L’impact géopolitique sur le prix des matières premières est donc moindre, même si les cartes du jeu sur la scène politique ont été largement redistribuées. L’Europe semble avoir trouvé des alternatives, mais toutes ne sont pas pérennes.
Les sociétés minières et pétrolières ont appris de leurs erreurs passées et gèrent leurs finances de manière beaucoup plus stricte et disciplinée. Elles ont maintenu les dépenses d’exploration et de production à des niveaux historiquement bas. L’ouverture de nouvelles mines ou sites de production ne suffiront pas à fournir les quantités demandées ni à empêcher de faire monter les prix de certaines matières premières, améliorant encore la rentabilité des entreprises du secteur.

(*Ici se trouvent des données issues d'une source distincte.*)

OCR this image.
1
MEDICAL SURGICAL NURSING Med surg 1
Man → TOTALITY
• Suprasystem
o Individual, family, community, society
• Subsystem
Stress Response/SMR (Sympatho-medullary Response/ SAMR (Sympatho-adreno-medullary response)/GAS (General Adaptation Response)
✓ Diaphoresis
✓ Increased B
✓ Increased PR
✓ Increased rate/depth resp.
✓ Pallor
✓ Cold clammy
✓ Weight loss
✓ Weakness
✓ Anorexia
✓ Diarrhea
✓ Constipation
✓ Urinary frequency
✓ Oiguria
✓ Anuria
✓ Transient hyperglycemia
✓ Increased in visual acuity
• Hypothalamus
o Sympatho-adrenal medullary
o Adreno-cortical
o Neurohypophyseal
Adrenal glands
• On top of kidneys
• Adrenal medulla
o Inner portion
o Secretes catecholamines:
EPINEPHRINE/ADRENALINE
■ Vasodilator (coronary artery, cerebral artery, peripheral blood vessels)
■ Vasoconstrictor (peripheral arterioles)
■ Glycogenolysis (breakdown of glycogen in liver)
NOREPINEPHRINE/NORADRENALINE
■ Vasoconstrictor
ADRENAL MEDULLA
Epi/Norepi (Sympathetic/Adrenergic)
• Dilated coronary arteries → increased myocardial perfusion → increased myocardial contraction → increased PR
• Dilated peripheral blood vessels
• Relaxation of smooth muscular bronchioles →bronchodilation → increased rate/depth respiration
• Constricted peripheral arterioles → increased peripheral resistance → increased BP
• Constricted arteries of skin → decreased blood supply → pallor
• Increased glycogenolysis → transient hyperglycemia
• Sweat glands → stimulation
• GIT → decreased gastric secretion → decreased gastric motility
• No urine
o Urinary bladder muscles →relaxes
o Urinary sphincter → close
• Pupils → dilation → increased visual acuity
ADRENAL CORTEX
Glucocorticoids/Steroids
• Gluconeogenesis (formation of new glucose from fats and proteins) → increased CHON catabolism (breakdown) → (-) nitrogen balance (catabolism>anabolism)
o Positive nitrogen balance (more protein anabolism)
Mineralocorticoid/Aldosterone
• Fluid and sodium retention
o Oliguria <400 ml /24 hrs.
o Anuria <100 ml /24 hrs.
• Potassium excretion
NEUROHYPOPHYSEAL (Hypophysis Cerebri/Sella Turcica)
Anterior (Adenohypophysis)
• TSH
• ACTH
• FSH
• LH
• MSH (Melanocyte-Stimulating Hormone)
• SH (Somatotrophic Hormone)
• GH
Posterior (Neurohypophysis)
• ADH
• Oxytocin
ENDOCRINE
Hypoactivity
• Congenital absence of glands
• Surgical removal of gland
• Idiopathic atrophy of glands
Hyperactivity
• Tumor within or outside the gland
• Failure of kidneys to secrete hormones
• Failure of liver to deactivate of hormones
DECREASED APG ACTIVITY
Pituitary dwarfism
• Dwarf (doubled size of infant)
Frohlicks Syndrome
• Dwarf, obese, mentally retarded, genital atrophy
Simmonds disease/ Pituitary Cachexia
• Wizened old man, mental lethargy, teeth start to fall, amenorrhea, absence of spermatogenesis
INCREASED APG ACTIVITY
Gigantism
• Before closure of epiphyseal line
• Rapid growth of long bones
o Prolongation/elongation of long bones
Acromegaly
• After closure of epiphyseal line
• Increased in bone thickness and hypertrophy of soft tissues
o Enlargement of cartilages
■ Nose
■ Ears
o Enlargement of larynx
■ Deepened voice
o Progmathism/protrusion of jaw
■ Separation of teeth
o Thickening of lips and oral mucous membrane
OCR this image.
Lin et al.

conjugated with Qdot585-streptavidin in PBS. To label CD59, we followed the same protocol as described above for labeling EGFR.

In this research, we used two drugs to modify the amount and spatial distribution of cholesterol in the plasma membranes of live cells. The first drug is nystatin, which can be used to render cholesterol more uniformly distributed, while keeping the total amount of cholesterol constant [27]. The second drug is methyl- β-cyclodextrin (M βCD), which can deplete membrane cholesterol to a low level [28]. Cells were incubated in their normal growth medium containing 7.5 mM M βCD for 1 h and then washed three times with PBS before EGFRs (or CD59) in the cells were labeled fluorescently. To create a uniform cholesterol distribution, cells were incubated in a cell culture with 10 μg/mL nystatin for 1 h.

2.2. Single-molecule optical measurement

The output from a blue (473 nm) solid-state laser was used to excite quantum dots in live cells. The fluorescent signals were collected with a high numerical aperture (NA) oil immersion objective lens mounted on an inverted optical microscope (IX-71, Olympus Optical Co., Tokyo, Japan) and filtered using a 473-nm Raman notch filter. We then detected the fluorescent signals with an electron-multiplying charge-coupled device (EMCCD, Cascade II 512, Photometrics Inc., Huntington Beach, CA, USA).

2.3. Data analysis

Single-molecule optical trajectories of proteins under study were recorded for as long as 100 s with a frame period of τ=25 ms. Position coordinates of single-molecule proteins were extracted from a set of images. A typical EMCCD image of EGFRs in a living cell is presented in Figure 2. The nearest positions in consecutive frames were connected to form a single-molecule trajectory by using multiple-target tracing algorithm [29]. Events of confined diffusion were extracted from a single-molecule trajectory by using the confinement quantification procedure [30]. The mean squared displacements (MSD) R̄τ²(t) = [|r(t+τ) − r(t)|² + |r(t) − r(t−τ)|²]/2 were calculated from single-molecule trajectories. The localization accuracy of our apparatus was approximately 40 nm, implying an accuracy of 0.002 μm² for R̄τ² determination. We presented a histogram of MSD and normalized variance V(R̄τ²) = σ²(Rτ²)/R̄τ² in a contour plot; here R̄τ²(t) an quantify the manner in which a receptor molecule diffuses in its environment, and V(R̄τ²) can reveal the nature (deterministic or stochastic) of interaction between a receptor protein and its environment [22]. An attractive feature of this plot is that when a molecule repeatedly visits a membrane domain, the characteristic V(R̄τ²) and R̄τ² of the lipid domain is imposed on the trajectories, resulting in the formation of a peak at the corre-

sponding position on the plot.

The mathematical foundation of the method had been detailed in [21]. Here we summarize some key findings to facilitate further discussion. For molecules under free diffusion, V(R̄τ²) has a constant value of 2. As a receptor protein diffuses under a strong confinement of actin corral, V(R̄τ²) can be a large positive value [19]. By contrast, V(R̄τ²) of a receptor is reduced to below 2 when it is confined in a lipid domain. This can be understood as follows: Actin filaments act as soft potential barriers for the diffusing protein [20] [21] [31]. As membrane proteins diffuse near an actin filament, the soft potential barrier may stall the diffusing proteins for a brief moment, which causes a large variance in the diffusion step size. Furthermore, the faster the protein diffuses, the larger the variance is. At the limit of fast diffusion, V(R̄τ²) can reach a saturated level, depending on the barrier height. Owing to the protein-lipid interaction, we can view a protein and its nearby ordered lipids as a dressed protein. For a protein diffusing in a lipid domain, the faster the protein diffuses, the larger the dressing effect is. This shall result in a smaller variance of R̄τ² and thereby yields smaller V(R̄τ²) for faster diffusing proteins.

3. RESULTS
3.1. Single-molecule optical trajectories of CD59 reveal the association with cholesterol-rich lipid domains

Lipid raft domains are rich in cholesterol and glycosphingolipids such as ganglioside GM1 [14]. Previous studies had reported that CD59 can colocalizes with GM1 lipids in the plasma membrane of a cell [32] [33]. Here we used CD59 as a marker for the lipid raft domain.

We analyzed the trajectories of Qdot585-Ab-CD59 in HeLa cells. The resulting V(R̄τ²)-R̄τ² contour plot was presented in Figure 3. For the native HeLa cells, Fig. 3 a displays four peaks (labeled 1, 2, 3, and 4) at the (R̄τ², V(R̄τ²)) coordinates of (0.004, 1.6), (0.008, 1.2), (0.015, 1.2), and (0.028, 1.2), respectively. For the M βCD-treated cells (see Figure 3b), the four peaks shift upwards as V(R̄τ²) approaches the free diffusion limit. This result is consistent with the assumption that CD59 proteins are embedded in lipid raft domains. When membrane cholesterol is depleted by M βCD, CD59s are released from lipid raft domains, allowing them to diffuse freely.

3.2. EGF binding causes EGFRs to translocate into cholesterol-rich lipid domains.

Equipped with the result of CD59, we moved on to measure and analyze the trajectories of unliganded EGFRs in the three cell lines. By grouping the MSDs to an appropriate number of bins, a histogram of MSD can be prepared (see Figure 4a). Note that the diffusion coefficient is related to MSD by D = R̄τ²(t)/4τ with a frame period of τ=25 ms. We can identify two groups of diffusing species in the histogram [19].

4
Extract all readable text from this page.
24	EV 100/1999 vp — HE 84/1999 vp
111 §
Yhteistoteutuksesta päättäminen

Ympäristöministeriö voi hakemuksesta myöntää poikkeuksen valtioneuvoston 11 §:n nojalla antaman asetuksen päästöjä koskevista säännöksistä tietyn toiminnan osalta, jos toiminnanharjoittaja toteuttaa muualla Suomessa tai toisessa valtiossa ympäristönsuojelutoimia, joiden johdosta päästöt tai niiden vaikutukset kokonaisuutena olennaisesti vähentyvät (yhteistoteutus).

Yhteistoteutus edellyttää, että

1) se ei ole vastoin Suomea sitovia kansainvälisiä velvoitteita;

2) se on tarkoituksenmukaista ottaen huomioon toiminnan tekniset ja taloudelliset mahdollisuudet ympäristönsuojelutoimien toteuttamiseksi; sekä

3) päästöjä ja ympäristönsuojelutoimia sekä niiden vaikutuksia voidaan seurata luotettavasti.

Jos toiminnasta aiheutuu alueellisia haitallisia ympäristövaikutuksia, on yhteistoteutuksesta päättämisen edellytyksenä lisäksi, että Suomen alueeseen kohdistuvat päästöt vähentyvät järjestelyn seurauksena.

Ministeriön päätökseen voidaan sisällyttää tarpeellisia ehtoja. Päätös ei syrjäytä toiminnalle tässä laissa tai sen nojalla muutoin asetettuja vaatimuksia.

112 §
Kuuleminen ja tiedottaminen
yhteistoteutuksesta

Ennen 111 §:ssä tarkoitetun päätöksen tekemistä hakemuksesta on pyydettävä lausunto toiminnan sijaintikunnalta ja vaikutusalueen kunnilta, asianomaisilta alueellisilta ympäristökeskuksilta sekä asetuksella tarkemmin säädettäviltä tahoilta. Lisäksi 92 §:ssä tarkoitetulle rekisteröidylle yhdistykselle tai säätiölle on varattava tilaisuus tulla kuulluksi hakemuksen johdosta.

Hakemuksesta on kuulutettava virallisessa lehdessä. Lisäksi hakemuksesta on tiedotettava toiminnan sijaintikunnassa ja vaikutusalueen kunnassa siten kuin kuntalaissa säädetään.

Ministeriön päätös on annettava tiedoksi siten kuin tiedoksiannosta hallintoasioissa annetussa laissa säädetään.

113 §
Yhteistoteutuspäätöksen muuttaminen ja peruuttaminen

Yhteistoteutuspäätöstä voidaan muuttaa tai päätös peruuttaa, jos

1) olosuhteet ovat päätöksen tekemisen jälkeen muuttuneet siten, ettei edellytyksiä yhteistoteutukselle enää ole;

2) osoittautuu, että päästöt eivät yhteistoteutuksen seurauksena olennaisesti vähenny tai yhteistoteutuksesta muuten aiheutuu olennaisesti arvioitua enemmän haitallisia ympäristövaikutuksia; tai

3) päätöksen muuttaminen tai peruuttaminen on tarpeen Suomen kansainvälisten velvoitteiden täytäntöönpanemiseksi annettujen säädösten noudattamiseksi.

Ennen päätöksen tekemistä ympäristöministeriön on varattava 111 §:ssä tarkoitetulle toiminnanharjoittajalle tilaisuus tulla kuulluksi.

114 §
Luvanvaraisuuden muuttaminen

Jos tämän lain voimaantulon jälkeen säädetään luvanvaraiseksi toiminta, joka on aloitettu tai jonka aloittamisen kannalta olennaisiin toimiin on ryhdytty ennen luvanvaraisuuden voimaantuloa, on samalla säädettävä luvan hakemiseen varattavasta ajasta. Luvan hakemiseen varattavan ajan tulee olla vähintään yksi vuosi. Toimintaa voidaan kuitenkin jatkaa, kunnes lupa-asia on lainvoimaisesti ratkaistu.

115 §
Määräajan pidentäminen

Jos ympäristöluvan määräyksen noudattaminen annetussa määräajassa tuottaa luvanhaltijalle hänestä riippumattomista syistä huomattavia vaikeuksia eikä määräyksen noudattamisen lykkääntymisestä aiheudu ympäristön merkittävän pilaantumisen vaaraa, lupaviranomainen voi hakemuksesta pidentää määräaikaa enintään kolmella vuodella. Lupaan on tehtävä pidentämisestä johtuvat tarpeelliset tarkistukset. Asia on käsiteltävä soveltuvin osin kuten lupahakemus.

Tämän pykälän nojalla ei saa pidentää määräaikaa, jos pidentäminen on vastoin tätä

Aujourd’hui ces sociétés sont en grande majorité génératrice de liquidités et leurs ratios d’endettement sont proches de zero (net debt/EBITDA ~0.1x), ce qui leur permet d’évoluer sereinement dans un environnement de hausse des taux. Le flux de trésorerie en pourcentage des ventes (FCF/Sales) est astronomique pour les minières : BHP 40% ; Rio Tinto 17% ; Vale 14% ; Fortescue Metal group 22%. Pour les pétrolières, le ratio est de 12% chez TotalEnergie et BP, 11% pour Shell. Enfin, malgré l’inflation des salaires et autres frais manufacturiers, le coût de production marginal demeure très inférieur au prix de vente (cf. Fig. 6).
Les matières premières jouent un rôle fondamental dans la construction d’un portefeuille diversifié. De plus, la corrélation entre l’inflation et le prix des matières premières, énergies et agricoles, est particulièrement élevée. Il faut donc en tenir compte dans les périodes de fortes volatilités sur les prix, car celles-ci peuvent aider à protéger les investissements contre les mouvements adverses engendrés par l’inflation : pression sur les marges des entreprises ou baisse de la consommation des ménages.